Crolla il mito del tè: gli inglesi preferiscono il caffè

Lo studio: il rito delle cinque ha perso la sua magia

Lorenzo Amuso

da Londra

Dopo la birra, soppiantata da tempo dal vino, preferibilmente rosso, ora tocca al tè. Si aggiornano i gusti, cambiano i consumi dei sudditi di Sua Maestà, che tradiscono il proverbiale conservatorismo per avvicinarsi a sapori più continentali. A farne le spese è il rito del tè che - complice lo stress del vivere moderno e la qualità sempre più scadente della stessa bevanda - è stato sostituito nelle abitudini dei cittadini britannici dal caffè italiano. Una clamorosa vittoria per il made in Italy, suggellata dalla ricerca «The Cappuccino Conquests», coordinata da Jonathan Morris, docente di Storia europea moderna all'Università di Hertfordshire.

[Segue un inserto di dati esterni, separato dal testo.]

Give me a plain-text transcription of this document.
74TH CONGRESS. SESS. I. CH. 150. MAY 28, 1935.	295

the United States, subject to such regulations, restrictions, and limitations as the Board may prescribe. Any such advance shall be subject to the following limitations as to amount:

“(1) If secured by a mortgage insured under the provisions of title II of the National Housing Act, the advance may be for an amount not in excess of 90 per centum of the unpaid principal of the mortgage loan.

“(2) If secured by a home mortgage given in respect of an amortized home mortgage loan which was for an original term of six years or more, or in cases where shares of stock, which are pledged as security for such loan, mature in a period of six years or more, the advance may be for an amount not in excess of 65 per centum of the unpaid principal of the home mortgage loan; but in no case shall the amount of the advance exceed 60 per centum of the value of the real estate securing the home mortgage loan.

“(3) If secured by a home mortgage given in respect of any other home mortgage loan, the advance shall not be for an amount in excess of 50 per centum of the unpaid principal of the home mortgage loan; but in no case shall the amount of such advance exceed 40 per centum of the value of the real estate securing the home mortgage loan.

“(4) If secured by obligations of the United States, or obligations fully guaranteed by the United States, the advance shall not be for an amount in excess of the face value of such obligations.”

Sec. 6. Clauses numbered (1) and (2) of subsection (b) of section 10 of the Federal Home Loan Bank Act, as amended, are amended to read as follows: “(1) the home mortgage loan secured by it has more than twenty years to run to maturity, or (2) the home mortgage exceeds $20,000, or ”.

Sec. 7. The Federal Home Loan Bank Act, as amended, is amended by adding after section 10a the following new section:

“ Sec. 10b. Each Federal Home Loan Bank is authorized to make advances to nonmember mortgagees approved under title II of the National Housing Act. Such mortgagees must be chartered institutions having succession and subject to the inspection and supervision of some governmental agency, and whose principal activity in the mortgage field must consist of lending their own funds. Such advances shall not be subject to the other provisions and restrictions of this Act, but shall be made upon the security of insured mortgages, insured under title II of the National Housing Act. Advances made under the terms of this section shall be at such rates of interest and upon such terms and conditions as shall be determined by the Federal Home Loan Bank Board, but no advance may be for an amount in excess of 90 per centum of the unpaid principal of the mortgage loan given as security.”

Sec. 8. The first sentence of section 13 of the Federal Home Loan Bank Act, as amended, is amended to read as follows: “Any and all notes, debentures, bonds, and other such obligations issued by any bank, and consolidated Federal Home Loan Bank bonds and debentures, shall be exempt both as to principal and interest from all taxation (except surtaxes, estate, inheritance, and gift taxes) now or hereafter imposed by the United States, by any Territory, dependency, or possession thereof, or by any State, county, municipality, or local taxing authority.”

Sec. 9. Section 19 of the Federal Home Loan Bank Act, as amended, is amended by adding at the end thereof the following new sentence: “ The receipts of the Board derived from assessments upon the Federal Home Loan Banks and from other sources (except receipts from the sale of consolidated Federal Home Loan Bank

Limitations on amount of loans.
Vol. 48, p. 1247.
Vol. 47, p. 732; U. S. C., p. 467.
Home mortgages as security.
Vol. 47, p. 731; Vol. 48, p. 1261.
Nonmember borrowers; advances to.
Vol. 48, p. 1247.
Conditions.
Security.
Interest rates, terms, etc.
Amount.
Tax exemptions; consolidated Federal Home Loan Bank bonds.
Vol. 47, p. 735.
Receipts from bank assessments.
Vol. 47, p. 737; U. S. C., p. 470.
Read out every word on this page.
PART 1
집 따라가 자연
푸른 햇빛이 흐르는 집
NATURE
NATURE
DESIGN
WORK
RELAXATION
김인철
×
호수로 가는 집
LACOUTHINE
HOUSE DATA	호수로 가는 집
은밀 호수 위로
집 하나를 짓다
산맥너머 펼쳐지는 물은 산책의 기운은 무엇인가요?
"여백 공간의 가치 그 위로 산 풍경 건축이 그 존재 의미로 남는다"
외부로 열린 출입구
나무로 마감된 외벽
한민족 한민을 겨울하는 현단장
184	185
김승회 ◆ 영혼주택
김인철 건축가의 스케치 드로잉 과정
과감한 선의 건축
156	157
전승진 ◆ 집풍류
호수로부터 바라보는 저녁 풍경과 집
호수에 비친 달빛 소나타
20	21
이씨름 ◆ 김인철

Fino a quarant'anni fa, il tè rappresentava oltre la metà dei liquidi consumati dai britannici. Oggi il dato è sceso sotto il 40%. Nello stesso periodo di tempo, viceversa, l’espresso italico italiano ha registrato un crescita inversamente proporzionale, conquistando un largo apprezzamento nel Regno Unito fino a superare, fuori dalle pareti domestiche, la tradizionale bevanda nazionale inglese. Solo negli ultimi sette anni il consumo nazionale di tè è sceso del 10%, con una media pro capite di circa 1.000 tazze all'anno che posiziona la Gran Bretagna al secondo posto nella classifica mondiale, preceduta dai turchi e seguita dagli indiani. Se nel 1998 se ne consumavano 2,6 chili a testa annualmente, oggi si superano di poco i due chili. Un declino costante e apparentemente inarrestabile, che fa vacillare quella che due anni fa il ministero della Cultura aveva scelto come «icona culturale» del Paese, al pari dell'elmetto dei bobbies, degli autobus rossi a due piani, della Magna Charta e del vallo di Adriano. George Orwell lo definiva come uno dei «pilastri della civiltà», mentre William Gladstone lo considerava un confortante antidoto contro la depressione. Una consuetudine, risalente ai tempi dell'Impero, meritevole delle attenzioni accademiche della Royal Society of Chemistry, l'associazione dei chimici britannici, che aveva messo a punto la ricetta per la preparazione del perfetto tè. Uno studio scientifico per dimostrare come fosse meglio versare il tè nel latte anziché il contrario dal momento che le proteine di quest'ultimo tendono a «denaturare» producendo un vago sapore di prodotto scaduto.
Una passione irrinunciabile testimoniata dalle bustine di tè che i britannici, persino quando si recavano in vacanza all'estero, non mancavano di portare con sé.
Non fosse mai che ne rimanessero sprovvisti. Oggi però il rito delle cinque di pomeriggio sembra aver perso l'antica magia. Varie le cause del suo tramonto, spiegano gli esperti. Innanzitutto i frenetici ritmi d'ufficio. Ormai gli impiegati si fermano sempre meno e conseguentemente non hanno più il tempo per i consueti quindici minuti una volta dedicati alla preparazione dell’infuso. L'efficientismo britannico ha inoltre disposto la sostituzione delle teiere in ceramica con le macchine automatizzate. Una eresia per i nostalgici puristi, in larga parte ultra-cinquantenni, che lamentano lo scadimento di gusto della loro bevanda preferita. Anche i tè serviti nei bar britannici - afferma un recente studio - sono di pessima qualità: il più del volte offerti in tazze di plastica, preparati con bustine di scarsa qualità dalle «stupide cordine attaccate» e accompagnati da «orribili confezioni di latte a lunga conservazione».
Nel 1997 i coffee shop inglesi erano 4.700, lo scorso anno erano già saliti a 8.780.

Se più dell'80% degli inglesi continua ad entrare in un bar almeno una volta alla settimana (uno su cinque tutti i giorni), sta in ciò che viene ordinato la vera rivoluzione. I britannici preferiscono il caffè, consumato, come nel caso degli americani, spesso sotto forma di cappuccino o di caffelatte.